Une démarche entre individuel et collectif, entre production et écoute, dans le moment présent, en constante interaction.
L'appui d'espaces collectifs d'écriture
Les freins à l'écriture sont multiples : manque de temps, peur de ne pas écrire ce qui va plaire au public, niveau de vocabulaire, relents d'échec scolaire etc.... Mais il y a aussi des freins externes : se décourager car il n'y a pas d'espace pour écouter ce qu'on a à dire, personne pour réagir, personne pour nous permettre d'aller plus loin, plus profond, pour nous aider à faire mieux, à faire juste, à nous dépasser ou simplement à nous trouver et à nous faire confiance.

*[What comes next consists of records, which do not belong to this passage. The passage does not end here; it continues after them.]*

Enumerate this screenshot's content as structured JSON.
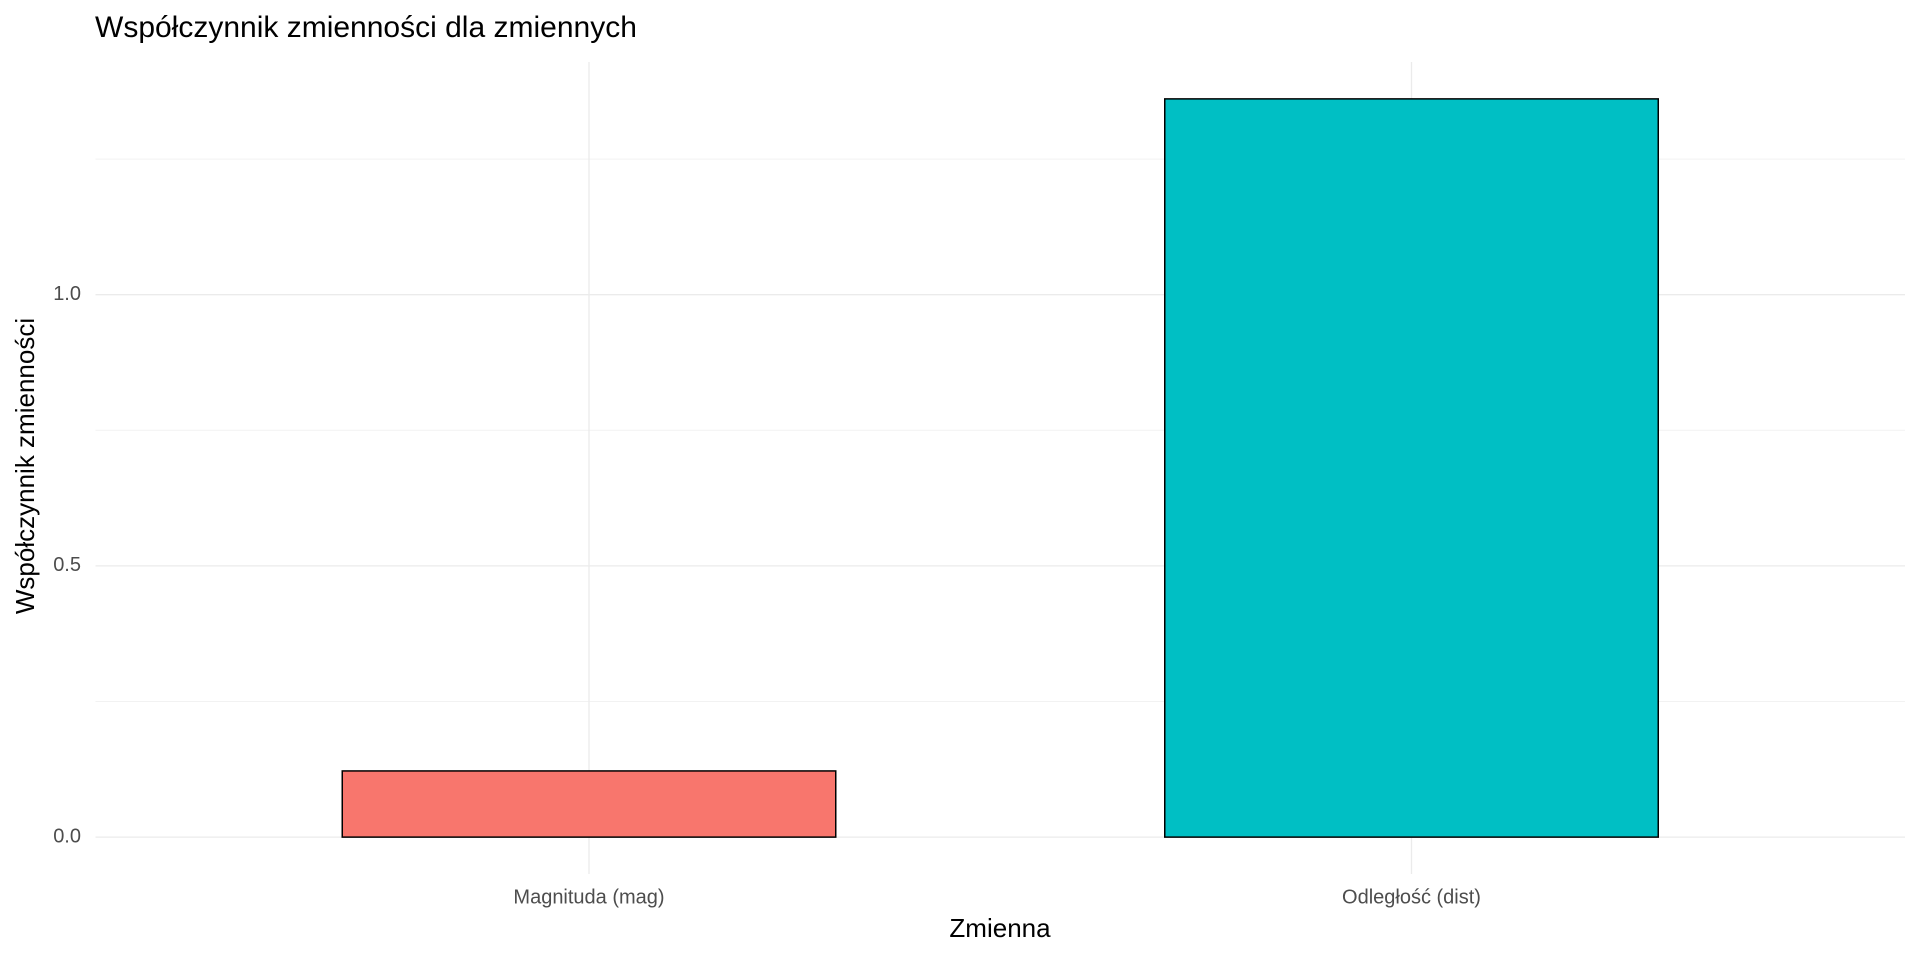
{
  "chart_data": {
    "type": "bar",
    "title": "Współczynnik zmienności dla zmiennych",
    "x_label": "Zmienna",
    "y_label": "Współczynnik zmienności",
    "categories": [
      "Magnituda (mag)",
      "Odległość (dist)"
    ],
    "values": [
      0.122,
      1.361
    ],
    "colors": [
      "#F8766D",
      "#00BFC4"
    ],
    "ylim": [
      -0.068,
      1.429
    ],
    "yticks": [
      {
        "value": 0,
        "label": "0.0"
      },
      0.5,
      {
        "value": 1,
        "label": "1.0"
      }
    ],
    "minor_yticks": [
      0.25,
      0.75,
      1.25
    ],
    "grid": true
  }
}
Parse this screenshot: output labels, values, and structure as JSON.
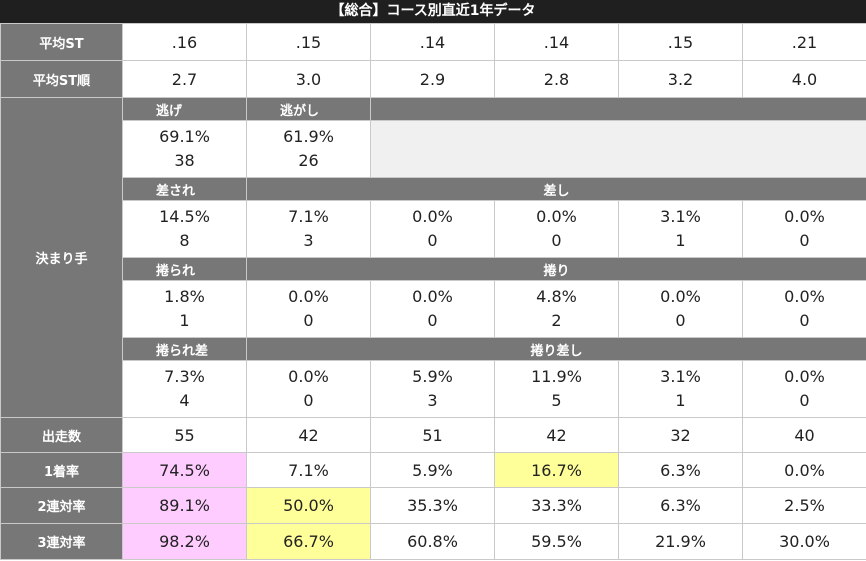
{
  "title": "【総合】コース別直近1年データ",
  "avg_st": {
    "label": "平均ST",
    "values": [
      ".16",
      ".15",
      ".14",
      ".14",
      ".15",
      ".21"
    ]
  },
  "avg_st_rank": {
    "label": "平均ST順",
    "values": [
      "2.7",
      "3.0",
      "2.9",
      "2.8",
      "3.2",
      "4.0"
    ]
  },
  "kimarite": {
    "label": "決まり手",
    "nige": {
      "label": "逃げ",
      "pct": "69.1%",
      "count": "38"
    },
    "nigashi": {
      "label": "逃がし",
      "pct": "61.9%",
      "count": "26"
    },
    "sasare": {
      "label": "差され",
      "pct": "14.5%",
      "count": "8"
    },
    "sashi": {
      "label": "差し",
      "pct": [
        "7.1%",
        "0.0%",
        "0.0%",
        "3.1%",
        "0.0%"
      ],
      "count": [
        "3",
        "0",
        "0",
        "1",
        "0"
      ]
    },
    "makurare": {
      "label": "捲られ",
      "pct": "1.8%",
      "count": "1"
    },
    "makuri": {
      "label": "捲り",
      "pct": [
        "0.0%",
        "0.0%",
        "4.8%",
        "0.0%",
        "0.0%"
      ],
      "count": [
        "0",
        "0",
        "2",
        "0",
        "0"
      ]
    },
    "makurare_sashi": {
      "label": "捲られ差",
      "pct": "7.3%",
      "count": "4"
    },
    "makuri_sashi": {
      "label": "捲り差し",
      "pct": [
        "0.0%",
        "5.9%",
        "11.9%",
        "3.1%",
        "0.0%"
      ],
      "count": [
        "0",
        "3",
        "5",
        "1",
        "0"
      ]
    }
  },
  "starts": {
    "label": "出走数",
    "values": [
      "55",
      "42",
      "51",
      "42",
      "32",
      "40"
    ]
  },
  "win_rate": {
    "label": "1着率",
    "values": [
      "74.5%",
      "7.1%",
      "5.9%",
      "16.7%",
      "6.3%",
      "0.0%"
    ]
  },
  "quinella_rate": {
    "label": "2連対率",
    "values": [
      "89.1%",
      "50.0%",
      "35.3%",
      "33.3%",
      "6.3%",
      "2.5%"
    ]
  },
  "trio_rate": {
    "label": "3連対率",
    "values": [
      "98.2%",
      "66.7%",
      "60.8%",
      "59.5%",
      "21.9%",
      "30.0%"
    ]
  },
  "highlight_colors": {
    "pink": "#ffccff",
    "yellow": "#ffff99",
    "header_gray": "#777777",
    "title_bg": "#1f1f1f"
  }
}
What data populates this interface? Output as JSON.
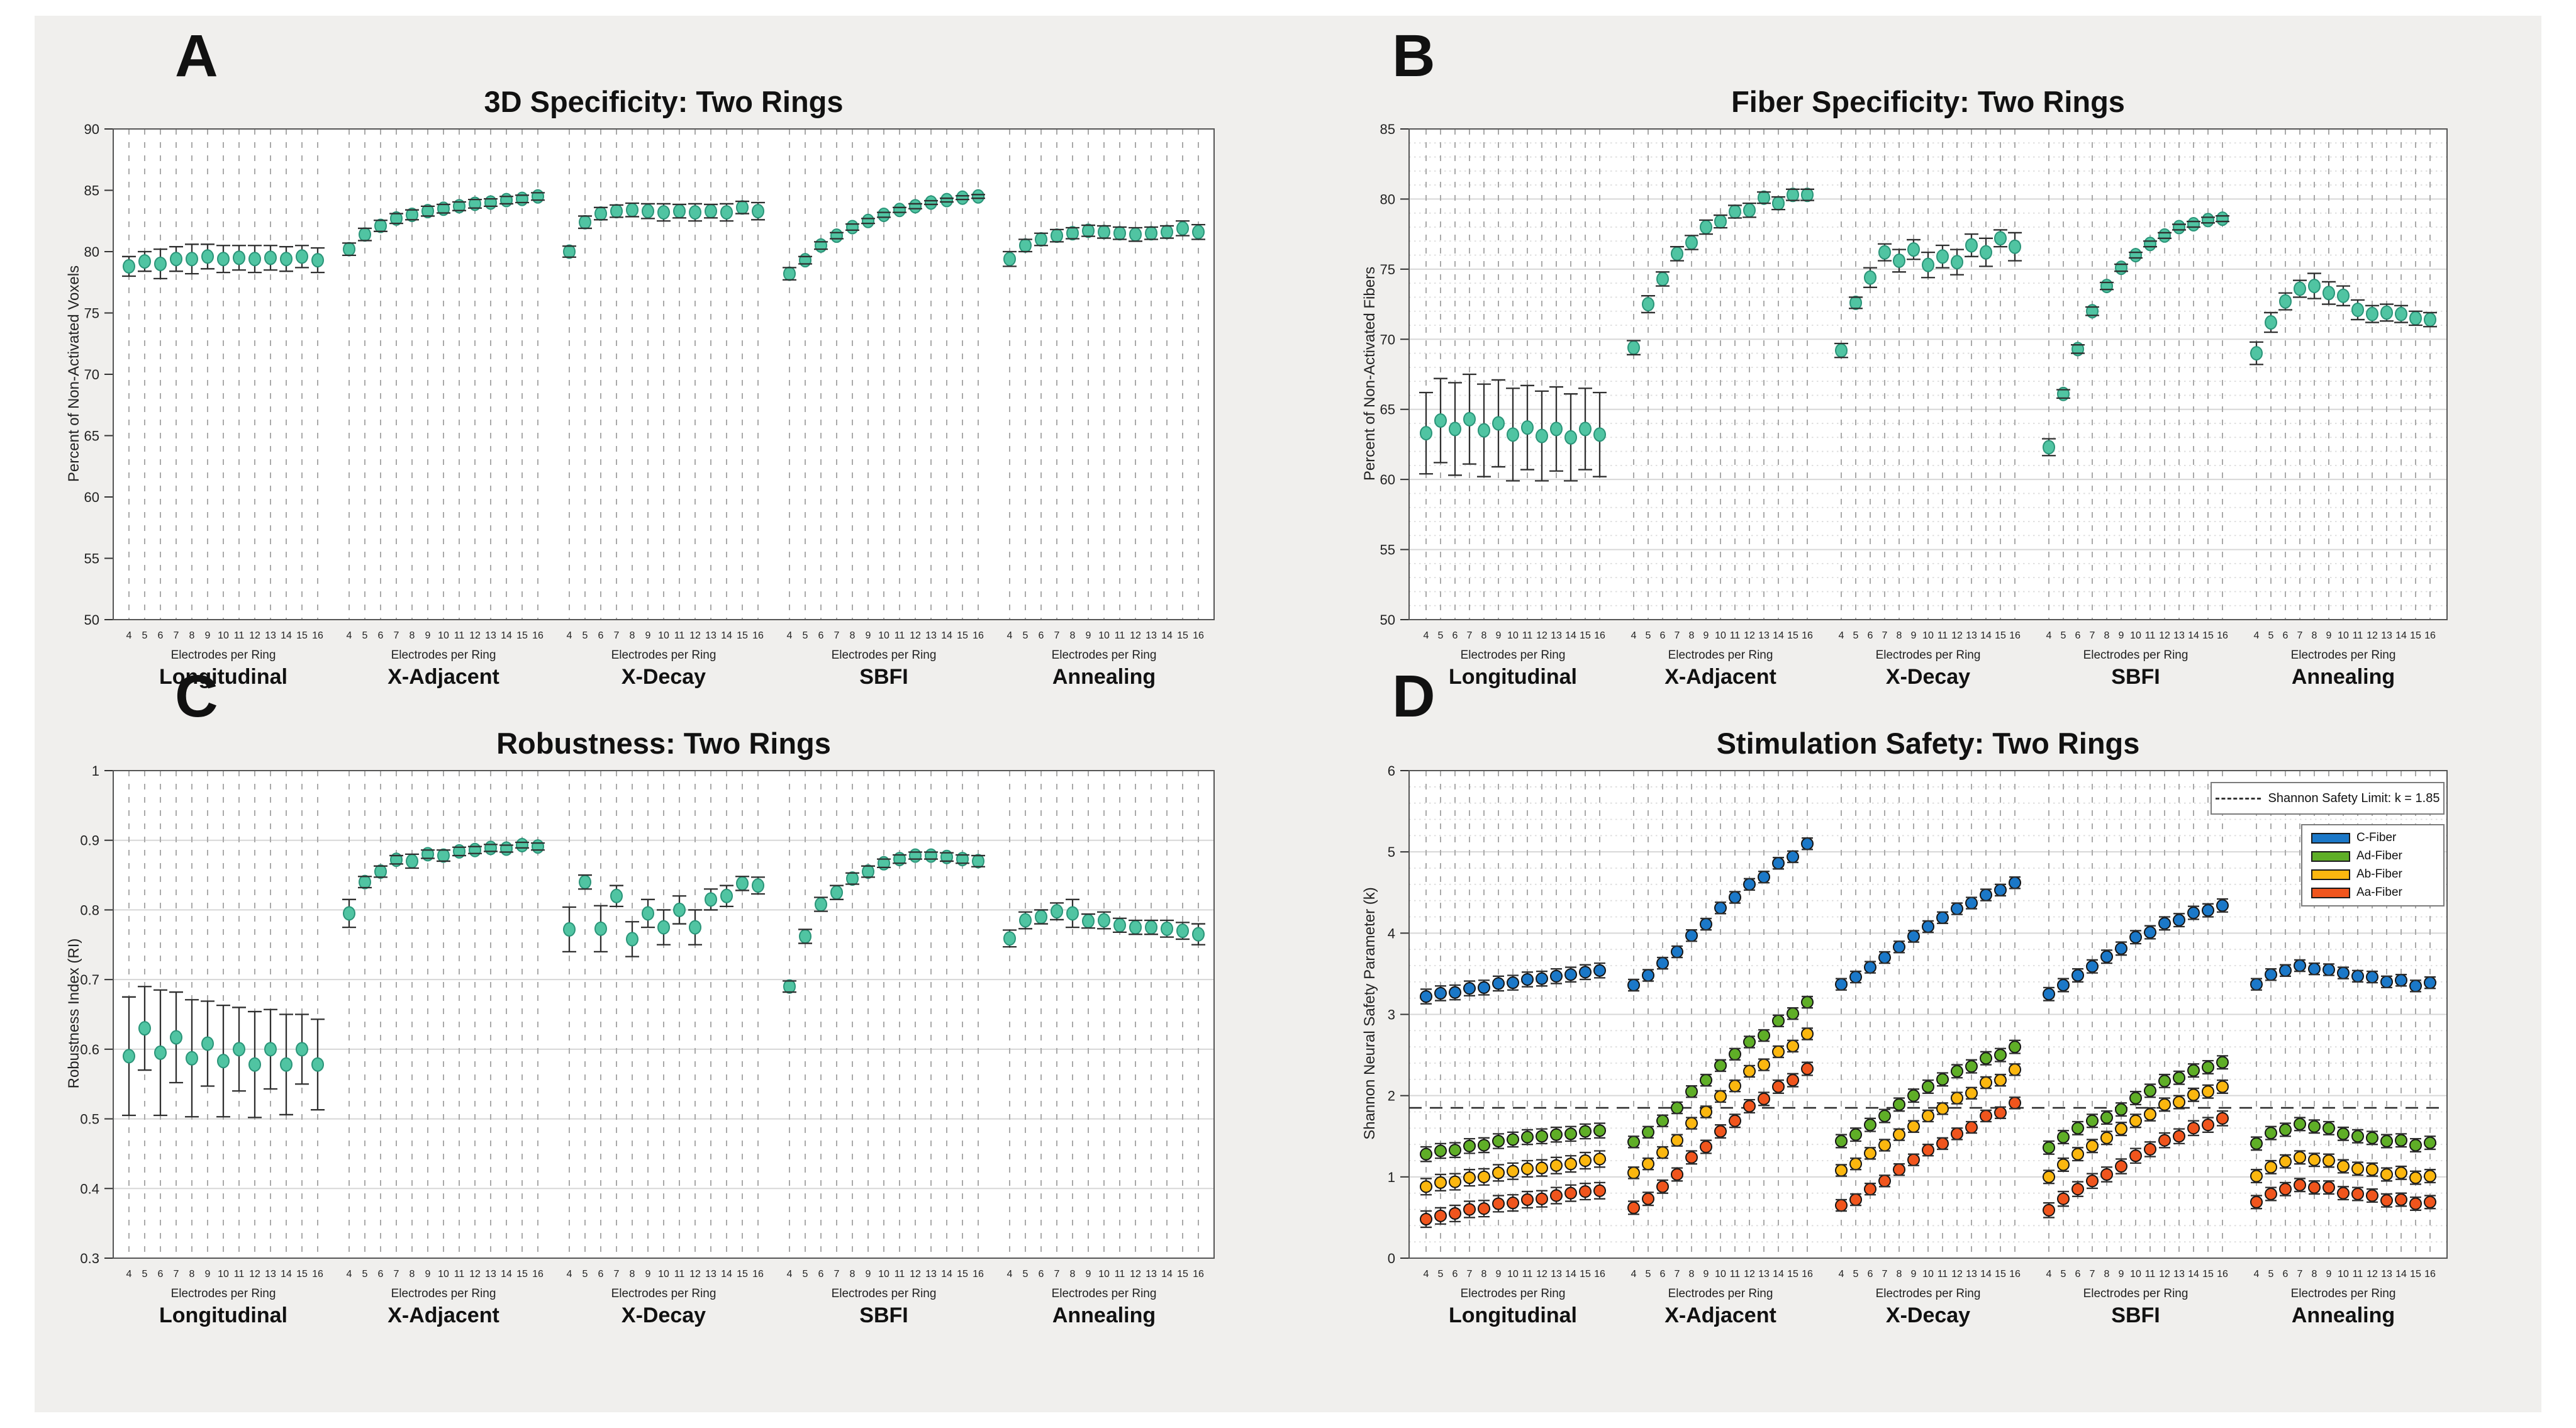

Alors multiplions ces espaces, dans nos vies réelles et pas seulement nos identités virtuelles : parlons de ce que nous écrivons, des projets qui nous traversent, partageons nos textes même s'ils sont imparfaits, faisons-les exister, évoluer, dialoguer. Accordons à ces morceaux de nous autant d'importance qu'une balade au grand air, un voyage lointain, l'entretien de nos maisons, de nos véhicules, ce que nous mettons dans nos assiettes.
Faisons de l'écriture un art de vivre ensemble.